Associate Professor Matthew Todd promotes online, open source drug research where anyone can contribute to creating molecules that might one day treat conditions like Ebola and Zika virus. Here, he gives us a tour of his desk.
For medical conditions that pharmaceutical companies don’t want to invest in, Associate Professor Matthew Todd is promoting online, open source drug research. ‘Open source’ means anyone can contribute and work in the public domain on molecules that might go on to treat conditions such as Ebola and Zika virus. The biggest project founded by Associate Professor Todd is Open Source Malaria, which was in the news last year for working with Sydney Grammar School on the simple synthesis of an expensive drug, Daraprim.
The work I do is about connecting people so we can solve problems together in real time. It’s a little like ‘Wikipedia for Drugs’, because everyone works with no secrecy. To my mind, secrecy poisons research and makes it less efficient. My wife bought me this because she likes the idea that there’s an inherent simplicity in people getting together.
I’m from the UK. This clock reminds me of the heat of Australia in comparison to where I started my professional life, in cold, wet London. I married my wife in London and then we left on a one-way honeymoon that brought us to Australia. It’s the only time I ever bought a one-way ticket. My wife’s mother bought me this clock when I moved here. Unfortunately, it doesn’t work any more because people usually knock it off the table when they look at it.
Every year Google invites a couple of hundred people to a meeting at its Googleplex in California for an ‘un‑conference’. There are rooms and you write what you want to talk about on a post-it note and put it up. And whoever turns up, turns up. I led sessions on open-source science with astronauts and software people and goodness knows who else in there. It was a fascinating experience. A couple of years later I got an award for the Open Source Malaria project, and Google was one of the sponsors. They gave me this lasered 3D representation of the stars in our area of the galaxy. It gives a beautiful sense of scale when the light catches it in the right way.

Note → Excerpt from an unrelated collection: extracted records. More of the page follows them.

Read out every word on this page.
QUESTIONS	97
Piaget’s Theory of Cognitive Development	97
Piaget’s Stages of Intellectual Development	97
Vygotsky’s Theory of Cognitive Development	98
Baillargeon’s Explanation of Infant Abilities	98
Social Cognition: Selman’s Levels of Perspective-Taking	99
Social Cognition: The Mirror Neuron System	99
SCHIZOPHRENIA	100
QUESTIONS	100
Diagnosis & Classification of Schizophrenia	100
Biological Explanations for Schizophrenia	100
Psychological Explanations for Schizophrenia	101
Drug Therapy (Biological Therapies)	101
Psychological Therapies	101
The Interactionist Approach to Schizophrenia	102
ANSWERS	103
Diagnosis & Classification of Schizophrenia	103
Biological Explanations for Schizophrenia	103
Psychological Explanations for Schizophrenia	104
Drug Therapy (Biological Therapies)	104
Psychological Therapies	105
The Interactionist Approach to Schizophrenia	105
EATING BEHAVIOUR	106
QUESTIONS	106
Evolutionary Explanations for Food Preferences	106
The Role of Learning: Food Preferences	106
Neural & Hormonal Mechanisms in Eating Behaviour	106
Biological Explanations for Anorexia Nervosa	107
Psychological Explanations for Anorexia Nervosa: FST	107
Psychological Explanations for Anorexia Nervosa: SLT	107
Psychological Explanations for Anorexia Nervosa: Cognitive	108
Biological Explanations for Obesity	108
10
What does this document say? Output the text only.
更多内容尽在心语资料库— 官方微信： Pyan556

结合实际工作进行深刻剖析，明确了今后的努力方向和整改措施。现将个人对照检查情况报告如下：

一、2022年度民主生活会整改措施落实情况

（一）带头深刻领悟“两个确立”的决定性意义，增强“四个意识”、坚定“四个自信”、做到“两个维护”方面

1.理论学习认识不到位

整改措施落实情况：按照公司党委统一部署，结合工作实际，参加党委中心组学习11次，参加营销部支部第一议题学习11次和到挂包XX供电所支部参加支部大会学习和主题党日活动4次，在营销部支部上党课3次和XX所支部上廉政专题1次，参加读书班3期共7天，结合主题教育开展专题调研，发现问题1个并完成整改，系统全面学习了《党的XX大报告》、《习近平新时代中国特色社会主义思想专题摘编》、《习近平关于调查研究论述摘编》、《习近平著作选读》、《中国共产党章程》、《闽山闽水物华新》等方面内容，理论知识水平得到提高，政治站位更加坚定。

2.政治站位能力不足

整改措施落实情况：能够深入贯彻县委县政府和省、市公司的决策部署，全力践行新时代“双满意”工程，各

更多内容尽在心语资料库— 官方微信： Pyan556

My son Harvey drew this a while ago and I love it. It’s a piece of modern art, destined for the Museum of Contemporary Art. It’s also accidentally representative of our first open-source project, which was about killing a parasitic worm that lives in human blood. Our starting molecule was a mix of things. This picture has a worm, the word “mix” and spots of red. We eventually solved the worm problem by unmixing the molecule, where the openness of the research enormously accelerated the whole project.
Whenever I open this, I just want to keep reading. Feynman was a great teacher because he made you want to know more. This book aggravates my physics envy – a common feeling among chemists I think – a yearning for the simplicity and precision of that discipline. But then some of the work my collaborators do in Open Source Malaria aggravates my biology envy. I assume that other scientists get chemistry envy when they see us making molecules new to the universe, but nobody has ever admitted this to me …
I should have one of those big, expensive standing desks, but I much prefer the table I already have, aesthetically. So this is my version of a standing desk. As you can see it’s easily adjustable. I like improvised solutions that work well but don’t cost much.
I’ve had these two things on my desk for years. They remind me of my kids. My son Harvey used to play with them when he was about one or two. He’s now seven. I like the simplicity of the Lego car and the ball is perfect for playing with when you’re on the phone.